The Sistine Chapel visually recovers Michelangelo's frescoes with LED lighting technology
The restoration of the Sistine Chapel has featured LED lighting technology and a new air conditioning system to recover Michelangelo's spectacular pictorial work, coinciding with the 450 years of the death of the Florentine artist, which has had solutions from the German manufacturer Osram.
“New light and new oxygen for the Sistine Chapel”, as defined by the director of the Vatican Museums, Antonio Paolucci, the complex and laborious restoration project, almost five hundred years later, of the exceptional pictorial work made by Michelangelo, that from next 31 October the thousands of visitors (almost six million annually) they will be able to see, appreciate and enjoy homogeneously and with a precise level of detail the Renaissance frescoes of the Florentine artist.

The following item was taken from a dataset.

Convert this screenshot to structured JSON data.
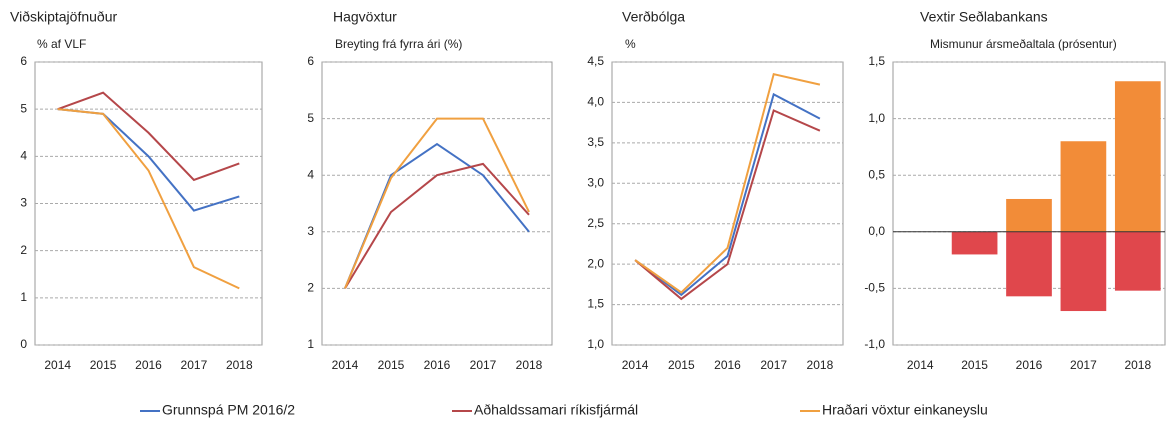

The choice of this date responds to the fact that the 31 October 1512, Pope Julius II discovered the vault with the frescoes of The Creation, as explained by Paolucci during the presentation at the press office of the Holy See of the international congress 'The Sistine Chapel twenty years later: new breath, new light', which is celebrated precisely from 30 al 31 October.
The lamp maker Osram has been responsible for the new lighting solution, based on LED technology, from the Sistine Chapel in Rome, which has been based on the rigorous and precise light specifications that this company has already carried out in the Lenbachhaus museum, in the German city of Munich, As Peter Laier has pointed out, Osram CTO.
To achieve homogeneous and precise lighting of the Sistine Chapel, lights have been installed. 7.000 LED (of 50 a 100 lux), that meet the strict requirements for the protection and conservation of works of art, as can be seen in the photos provided by the Gobernatorato dello Stato della Città of the Vatican.
In this sense, The RGB luminaires developed by Osram emit two types of white light (one warm and one cold), as well as five independently controlled color channels to adjust their temperature, which in the case of the Sistine Chapel ranges between 3.000 y 4.000 Kelvin.
These luminaires are specially designed for installation at a height of ten meters and their small size allows them to be installed hidden on protrusions., cornices or structural elements, just as it happened in this case. Specifically, Forty LED luminaires with heat sinks have been deployed, distributed in rows of twenty on both sides of the chapel, in groups of four devices, each of which provides 140 RGB dots and white light.
Besides, Around thirty LED luminaires have also been installed in the chapel windows. 50 watts, that are scheduled for when special events are held, such as concerts or galas, as Pope Francis himself recently announced.
Energy efficiency
In addition to increasing the quality of lighting homogeneously throughout the spectrum, Another benefit of the implementation of this technology is that it consumes a 60% less energy compared to the previous luminaire system and reduces up to 50% the emission of heat to the cool.
Another of the projects that have been part of the restoration of the Sistine Chapel is air conditioning, made by the North American manufacturer Carrier, after three years of studying the conditions to control the necessary temperature and humidity parameters of the works, as well as reduce and control the level of carbon dioxide produced by the massive daily presence of visitors..
The illumination of the Sistine Chapel is a pilot project, known until now as 'LED4Art', subsidized by the European Union, and in which a consortium of specialized companies has worked, coordinated by Osram; lighting designers, conservators and light and energy measurement technicians, whose objective is to demonstrate the new possibilities offered by LED technology in relation to energy efficiency and light quality.